From Hall’s perspective, this image is representation in action. It doesn’t just show diversity—it performs it. From Barthes’ viewpoint, the handshake is a punctum—a detail that emotionally resonates and invites meaning beyond the immediate. The image signals: “I belong, we belong, New York belongs”.


Pulling It All Together: What This Aesthetic Does

  • It re‑frames who the candidate is: not a typical suit‑and‑tie out‑of‑the‑corridor-of‑power figure, but someone rooted in the city, its colours, its people.
  • It re‑frames what politics looks like: bold, playful, street‑visible, culturally referential rather than corporate polished.
  • It re‑frames how identity is seen: immigrant, South Asian heritage, Muslim faith – all made visible not as deficit but as dimension.
  • It confronts the image war: the altered photo flyer reminds us that in 2025, politics is as much image‑management (and image‑battle) as platform‑management.

Final Thoughts

The aesthetics of Zohran Mamdani’s photography and branding are not accidental.
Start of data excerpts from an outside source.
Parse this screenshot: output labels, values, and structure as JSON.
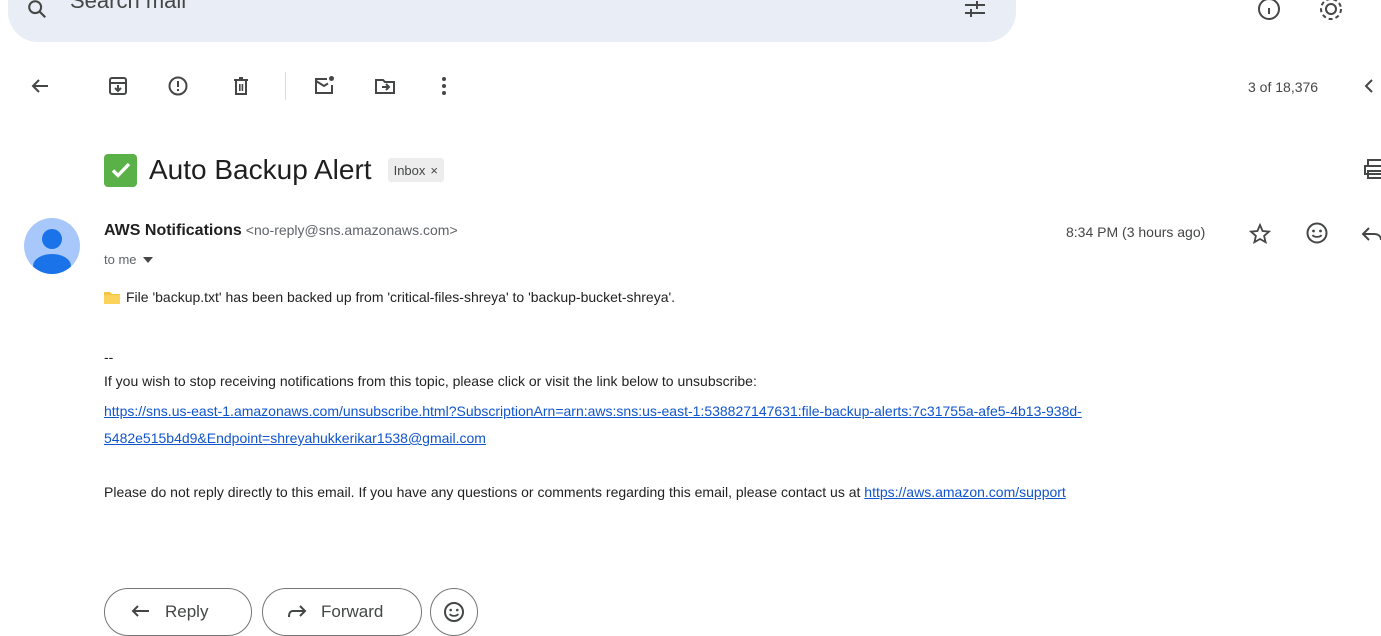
{
  "search": {
    "placeholder": "Search mail"
  },
  "toolbar": {
    "back": "back-arrow-icon",
    "archive": "archive-icon",
    "report_spam": "report-spam-icon",
    "delete": "trash-icon",
    "mark_unread": "mark-unread-icon",
    "move_to": "move-to-folder-icon",
    "more": "more-vertical-icon",
    "counter": "3 of 18,376"
  },
  "email": {
    "subject": "Auto Backup Alert",
    "label": "Inbox",
    "label_remove": "×",
    "sender_name": "AWS Notifications",
    "sender_email": "<no-reply@sns.amazonaws.com>",
    "to": "to me",
    "time": "8:34 PM (3 hours ago)",
    "body": {
      "line1": "File 'backup.txt' has been backed up from 'critical-files-shreya' to 'backup-bucket-shreya'.",
      "separator": "--",
      "unsubscribe_text": "If you wish to stop receiving notifications from this topic, please click or visit the link below to unsubscribe:",
      "unsubscribe_link_line1": "https://sns.us-east-1.amazonaws.com/unsubscribe.html?SubscriptionArn=arn:aws:sns:us-east-1:538827147631:file-backup-alerts:7c31755a-afe5-4b13-938d-",
      "unsubscribe_link_line2": "5482e515b4d9&Endpoint=shreyahukkerikar1538@gmail.com",
      "support_text": "Please do not reply directly to this email. If you have any questions or comments regarding this email, please contact us at ",
      "support_link": "https://aws.amazon.com/support"
    }
  },
  "actions": {
    "reply": "Reply",
    "forward": "Forward"
  },
  "colors": {
    "link": "#1155cc",
    "search_bg": "#e9eef6",
    "check_green": "#5ab147",
    "avatar": "#a8c7fa"
  }
}
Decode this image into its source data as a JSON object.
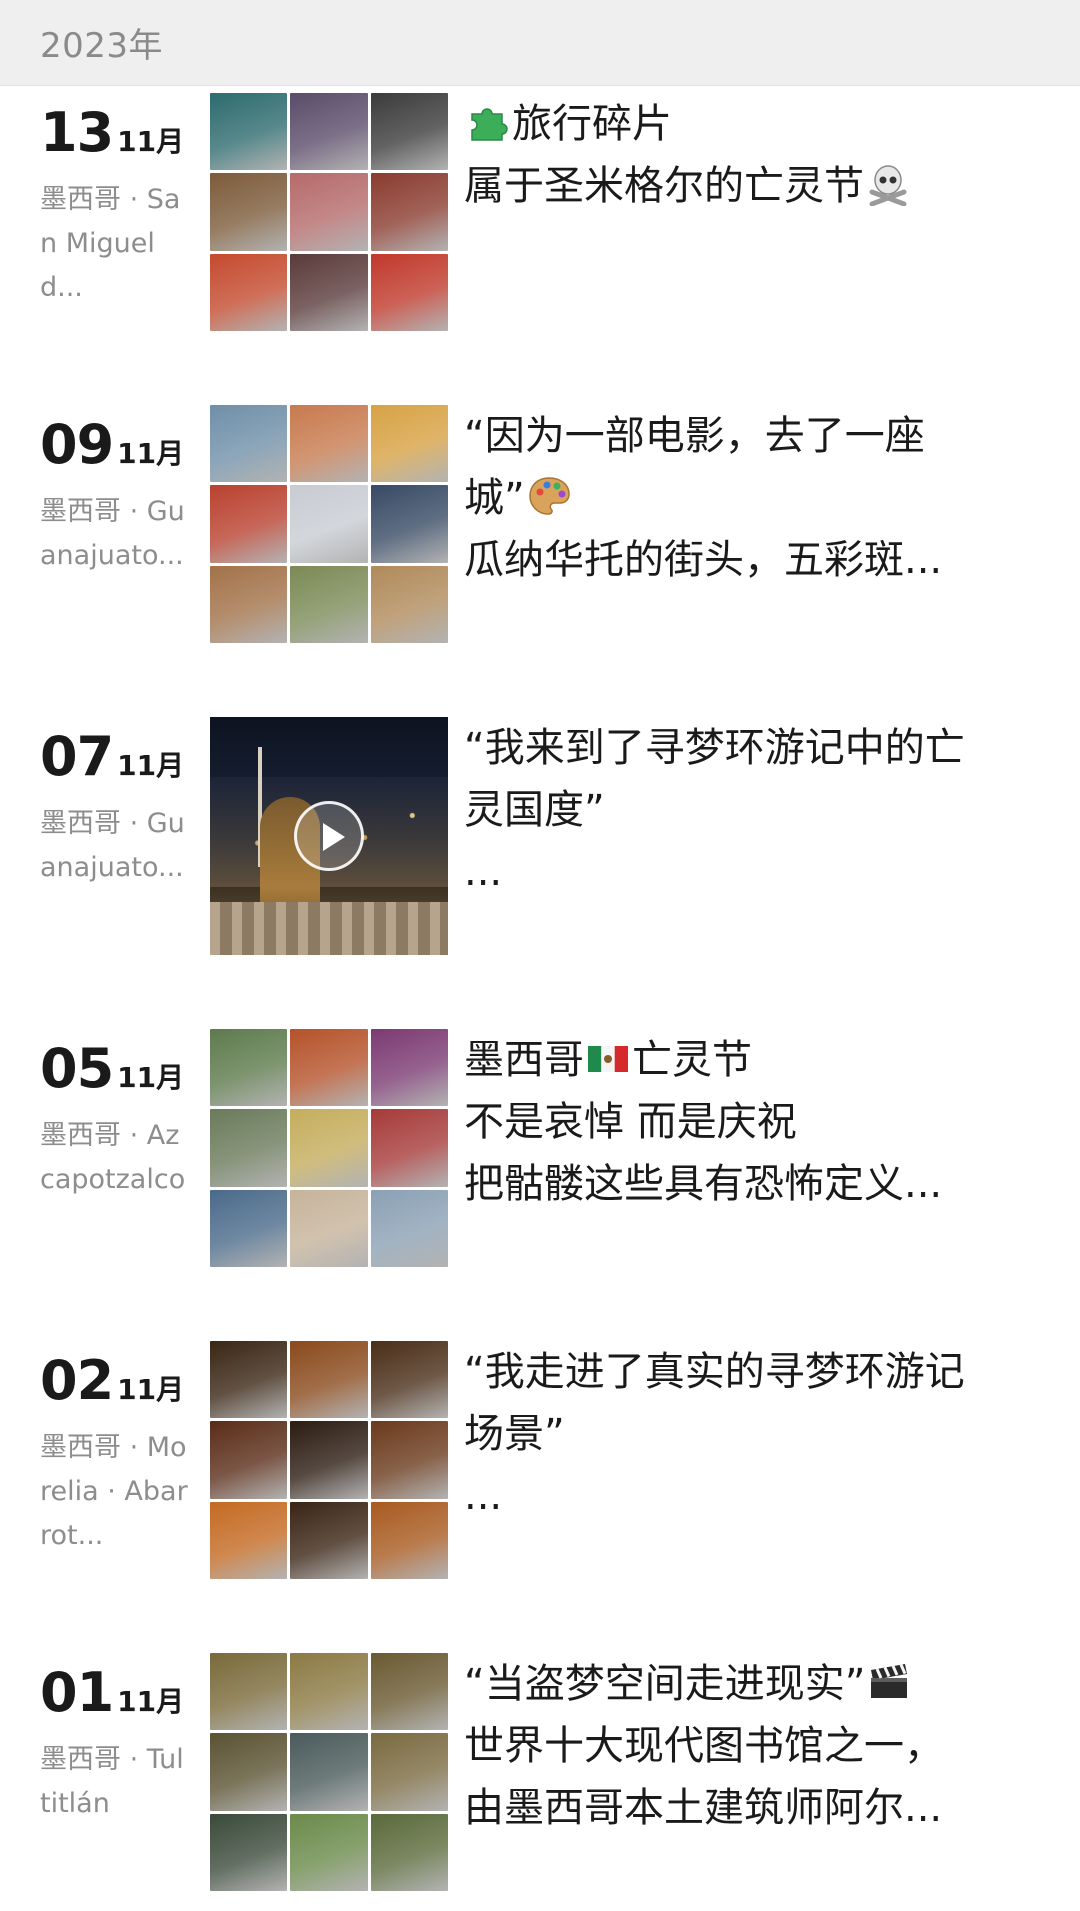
{
  "header": {
    "year": "2023年"
  },
  "entries": [
    {
      "day": "13",
      "month": "11月",
      "location": "墨西哥 · San Miguel d...",
      "media": "grid",
      "lines": [
        "旅行碎片",
        "属于圣米格尔的亡灵节"
      ],
      "icons": [
        "puzzle-icon",
        "skull-crossbones-icon"
      ],
      "palette": [
        "#2d6b6e",
        "#5a4c6a",
        "#3b3b3b",
        "#7c5b3a",
        "#b56a6a",
        "#8a3b2f",
        "#c44a2e",
        "#5a3a3a",
        "#c0392b"
      ]
    },
    {
      "day": "09",
      "month": "11月",
      "location": "墨西哥 · Guanajuato...",
      "media": "grid",
      "lines": [
        "“因为一部电影，去了一座",
        "城”",
        "瓜纳华托的街头，五彩斑..."
      ],
      "icons": [
        "palette-icon"
      ],
      "palette": [
        "#6f8fa8",
        "#c77a4e",
        "#d7a244",
        "#b9412f",
        "#c8ccd2",
        "#374a64",
        "#a27249",
        "#7b8a56",
        "#b08a5a"
      ]
    },
    {
      "day": "07",
      "month": "11月",
      "location": "墨西哥 · Guanajuato...",
      "media": "video",
      "lines": [
        "“我来到了寻梦环游记中的亡",
        "灵国度”",
        "..."
      ],
      "icons": [
        "play-icon"
      ]
    },
    {
      "day": "05",
      "month": "11月",
      "location": "墨西哥 · Azcapotzalco",
      "media": "grid",
      "lines": [
        "墨西哥",
        "亡灵节",
        "不是哀悼 而是庆祝",
        "把骷髅这些具有恐怖定义..."
      ],
      "icons": [
        "mexico-flag-icon"
      ],
      "palette": [
        "#5d7a4c",
        "#b5522a",
        "#7b3a72",
        "#6a7a5a",
        "#c4ad5c",
        "#a63a3a",
        "#4a6a8a",
        "#c6b39a",
        "#8aa0b4"
      ]
    },
    {
      "day": "02",
      "month": "11月",
      "location": "墨西哥 · Morelia · Abarrot...",
      "media": "grid",
      "lines": [
        "“我走进了真实的寻梦环游记",
        "场景”",
        "..."
      ],
      "icons": [],
      "palette": [
        "#3a2614",
        "#8a4a1c",
        "#4a2e18",
        "#5a2c18",
        "#2c1c12",
        "#6a3a1c",
        "#c46a22",
        "#3a2414",
        "#a85a20"
      ]
    },
    {
      "day": "01",
      "month": "11月",
      "location": "墨西哥 · Tultitlán",
      "media": "grid",
      "lines": [
        "“当盗梦空间走进现实”",
        "世界十大现代图书馆之一，",
        "由墨西哥本土建筑师阿尔..."
      ],
      "icons": [
        "clapperboard-icon"
      ],
      "palette": [
        "#7a6a3a",
        "#8c7a44",
        "#6a5a32",
        "#5a5232",
        "#4a5a5a",
        "#7a6a40",
        "#3a4a3a",
        "#6a8a4a",
        "#5a6a3a"
      ]
    }
  ]
}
They are a calibrated mix of authenticity, street‑style, cultural homage and visual disruption. In a city saturated by images, this campaign stands out because it looks like the city while promising to change the city.

If you’re reading the posters, the rally photos, the “on‑the‑ground” candids, you’ll see more than a campaign: you’ll see a claim to visibility, to voice, to place. In that sense, the campaign has already done something beyond politics—it’s given us a new visual vocabulary for what progressive leadership in New York could look like.